Another thing we had talked about was kintsugi (or kintsukuroi), which is the Japanese method of repairing broken ceramics with gold (technically a lacquer mixed with gold, silver, or platinum, but details, details), and how I can take situations that feel like they break me, chip me, crack me a little, and repair them with gold, metaphorically speaking. Taking something damaged and making it even more beautiful than before through the repair and healing process. And I’m not 100% sure what that will look like for me, but it is something I am meditating on. I really, earnestly want to be the best version of me that I can be. For my benefit, but also others. My loved ones deserve the best Farrah I can be, not the most depressed, imbalanced, suicidal Farrah I can be (they’ve already put up with so much of that so patiently. I LOVE YOU ALL!). I want to learn how to take the brutal punches life throws at me, patch it up with gold, and shine on. I deserve that. Those around me deserve that. And I’m working on it. It’s a hella long and slow process, but I think we're getting there.

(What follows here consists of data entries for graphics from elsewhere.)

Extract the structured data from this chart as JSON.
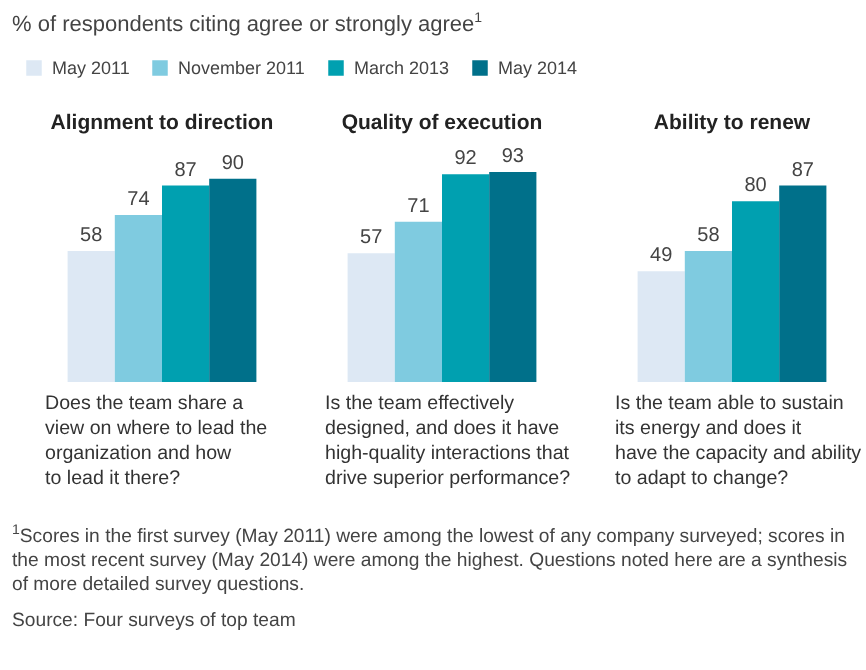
{
  "chart_data": [
    {
      "type": "bar",
      "title": "Alignment to direction",
      "subtitle": "% of respondents citing agree or strongly agree$^{1}$",
      "xlabel": "Does the team share a\nview on where to lead the\norganization and how\nto lead it there?",
      "categories": [
        null
      ],
      "legend": "top right",
      "data_labels": true,
      "grid": false,
      "series": [
        {
          "name": "May 2011",
          "color": "#dde8f4",
          "values": [
            58
          ]
        },
        {
          "name": "November 2011",
          "color": "#7fcbe0",
          "values": [
            74
          ]
        },
        {
          "name": "March 2013",
          "color": "#00a0b0",
          "values": [
            87
          ]
        },
        {
          "name": "May 2014",
          "color": "#00708a",
          "values": [
            90
          ]
        }
      ],
      "annotations": [
        "$^{1}$Scores in the first survey (May 2011) were among the lowest of any company surveyed; scores in the most recent survey (May 2014) were among the highest. Questions noted here are a synthesis of more detailed survey questions.",
        "Source: Four surveys of top team"
      ]
    },
    {
      "type": "bar",
      "title": "Quality of execution",
      "xlabel": "Is the team effectively\ndesigned, and does it have\nhigh-quality interactions that\ndrive superior performance?",
      "categories": [
        null
      ],
      "data_labels": true,
      "grid": false,
      "series": [
        {
          "name": "May 2011",
          "color": "#dde8f4",
          "values": [
            57
          ]
        },
        {
          "name": "November 2011",
          "color": "#7fcbe0",
          "values": [
            71
          ]
        },
        {
          "name": "March 2013",
          "color": "#00a0b0",
          "values": [
            92
          ]
        },
        {
          "name": "May 2014",
          "color": "#00708a",
          "values": [
            93
          ]
        }
      ]
    },
    {
      "type": "bar",
      "title": "Ability to renew",
      "xlabel": "Is the team able to sustain\nits energy and does it\nhave the capacity and ability\nto adapt to change?",
      "categories": [
        null
      ],
      "data_labels": true,
      "grid": false,
      "series": [
        {
          "name": "May 2011",
          "color": "#dde8f4",
          "values": [
            49
          ]
        },
        {
          "name": "November 2011",
          "color": "#7fcbe0",
          "values": [
            58
          ]
        },
        {
          "name": "March 2013",
          "color": "#00a0b0",
          "values": [
            80
          ]
        },
        {
          "name": "May 2014",
          "color": "#00708a",
          "values": [
            87
          ]
        }
      ]
    }
  ]
}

Interestingly and coincidentally, if you believe in such things, my best friend (of whom I am fortunate to have a few) Colleen sent me this poem today, as she is prone to do because she is a magical human being. It’s by Fridtjof Nansen and reads “Love is life’s snow. It falls deepest and softest into the gashes left by the fight - whiter and purer than snow itself.” I feel like that’s kind of a literary version of kintsugi. Just because things get broken and gashed and torn up doesn’t mean all is lost and hopeless. In fact, while it in absolutely no way minimizes the pain of the process, it does give the opportunity to make things even more beautiful, even more pristine than before. That’s my goal. That’s what I’m trying for. And it hurts like a motherfucker. And I still cry a lot. And I still have panic attacks and flashbacks sometimes. But I’m learning, growing, and trying to leave everything a little bit better and kinder and more beautiful than I found it, myself included. I’m not doing a perfect job, probably pretty far from it, but I am trying. My heart hurts, but I am trying.